Barrow (Ditch barrow), Curragh, Co. Kildare
Co. Kildare |
Barrows
Scattered across a gently south-facing slope on the Curragh in County Kildare, a loose procession of ancient burial mounds sits so low to the ground that most people would walk straight past without noticing. These are ditch barrows, a form of prehistoric funerary monument consisting of a small, circular, flat-topped earthen mound encircled by a shallow fosse, or ditch. What makes this particular group quietly arresting is not any single mound but the arrangement as a whole: eleven possible barrows in total, nine forming the main cluster and two sitting apart as outliers at either end, the entire grouping curving gently along a northwest to southeast axis over a distance of roughly eighty metres.
The mounds themselves are modest by any measure. Their basal diameters range from about 4.9 to 6.2 metres, narrowing to flat upper surfaces of between 2.8 and 3.4 metres across, and rising no more than 0.1 to 0.2 metres above the surrounding ground.
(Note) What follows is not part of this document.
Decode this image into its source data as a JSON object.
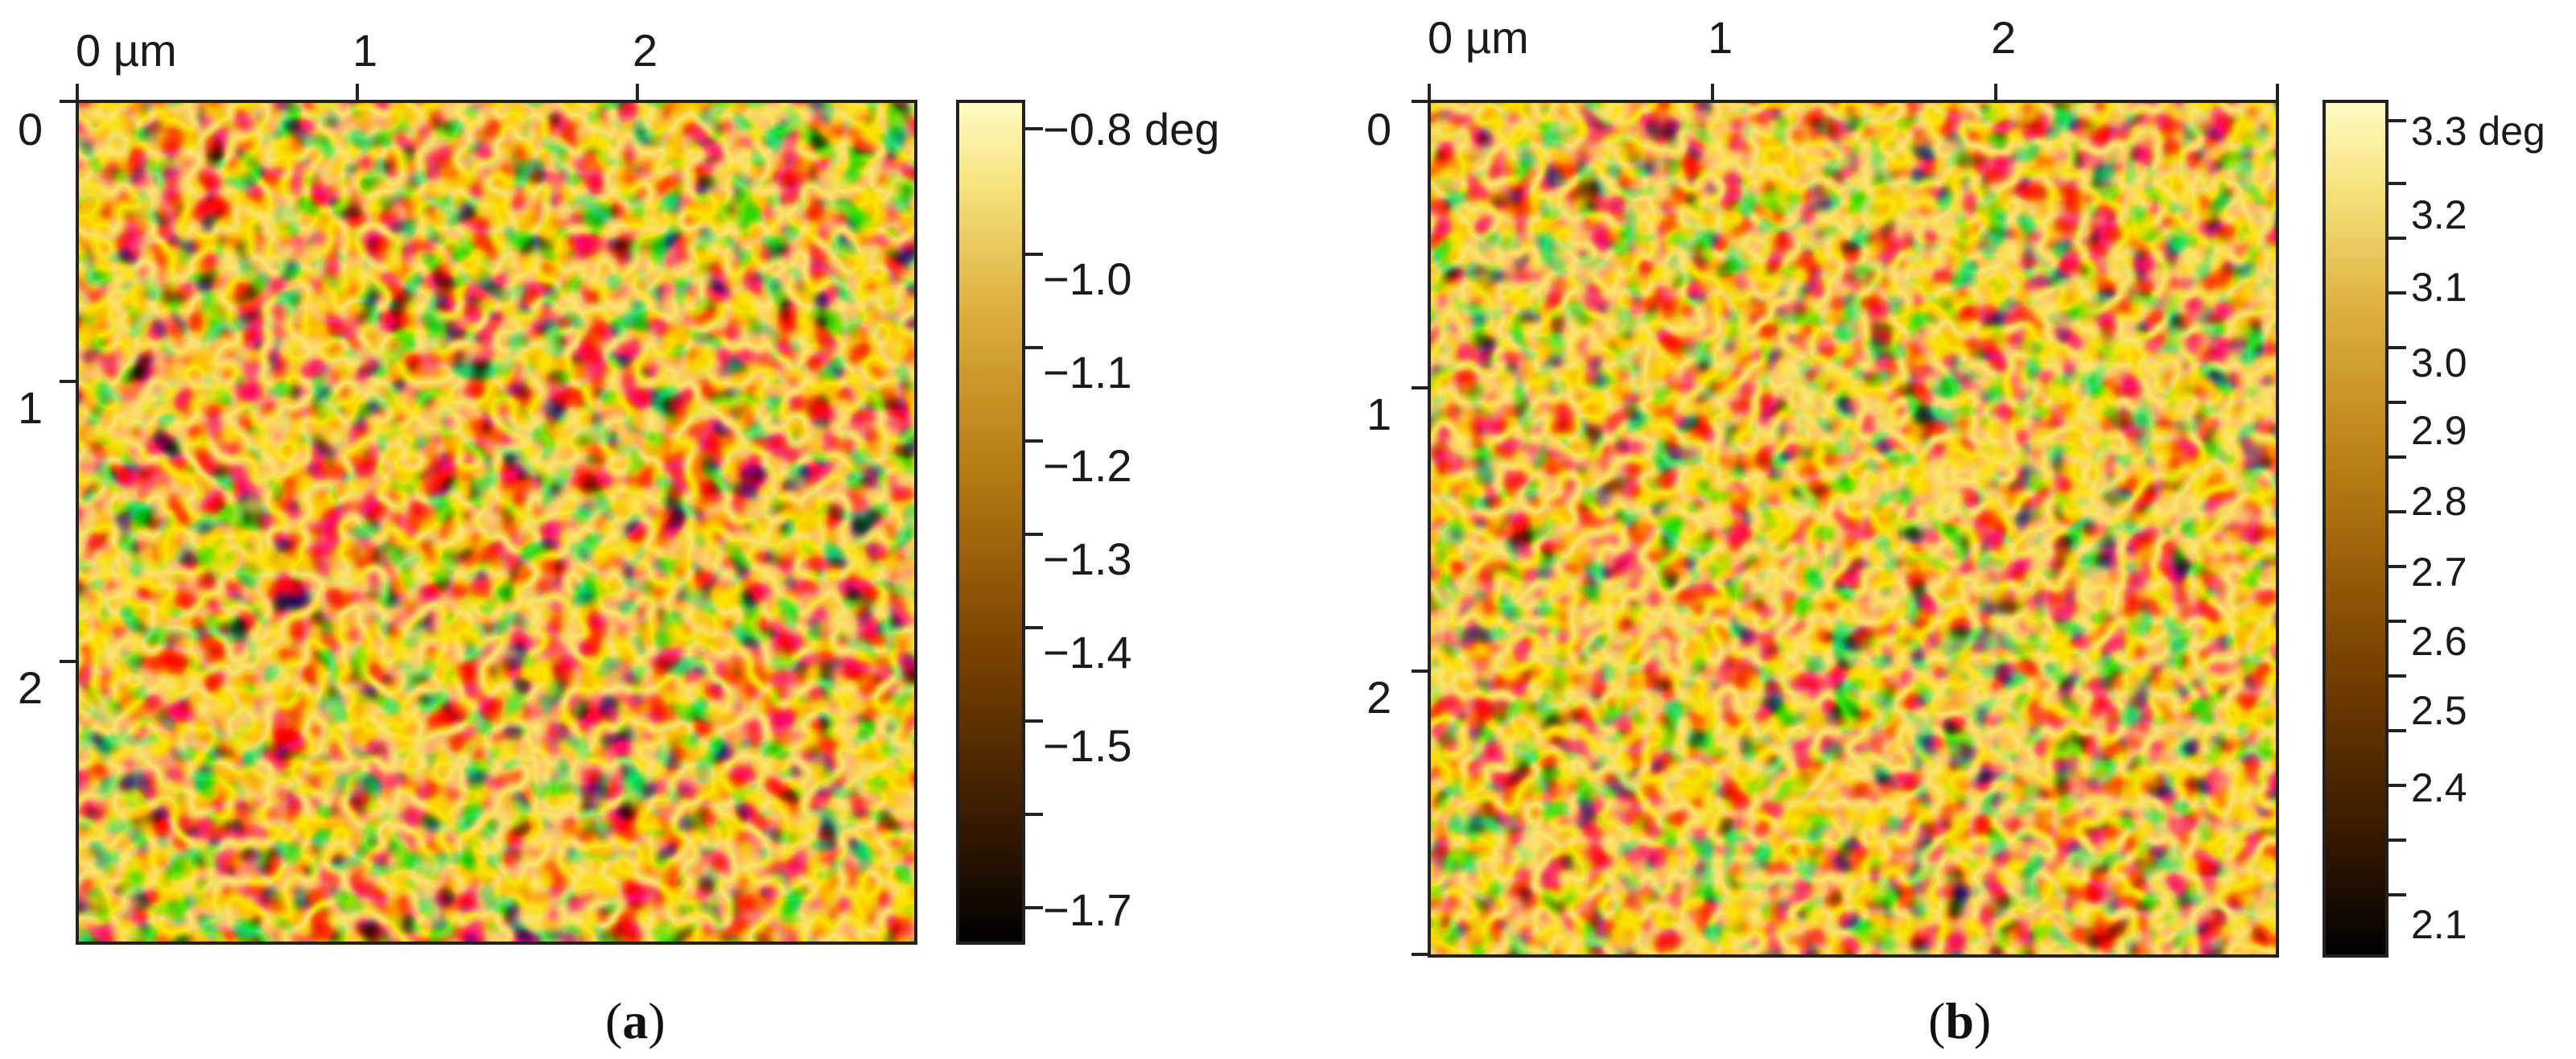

A surrounding fosse, roughly one metre wide, is traceable around most of them, though it is faint, and the most southerly of the nine main mounds appears to lack one entirely. The spacing between individual mounds is uneven, varying from as little as two metres to as much as twenty, which gives the group an organic rather than formally planned character. The alignment came to wider attention through aerial photography carried out by the Department of Defence in 1999, which revealed the full extent of the grouping from above in a way that ground-level observation alone would not permit.
The Curragh is a place where layers of use, military, equestrian, and prehistoric, have accumulated without entirely cancelling one another out, and these small mounds persist in that same understated way. They are easy to overlook, which is perhaps part of what makes them worth pausing over.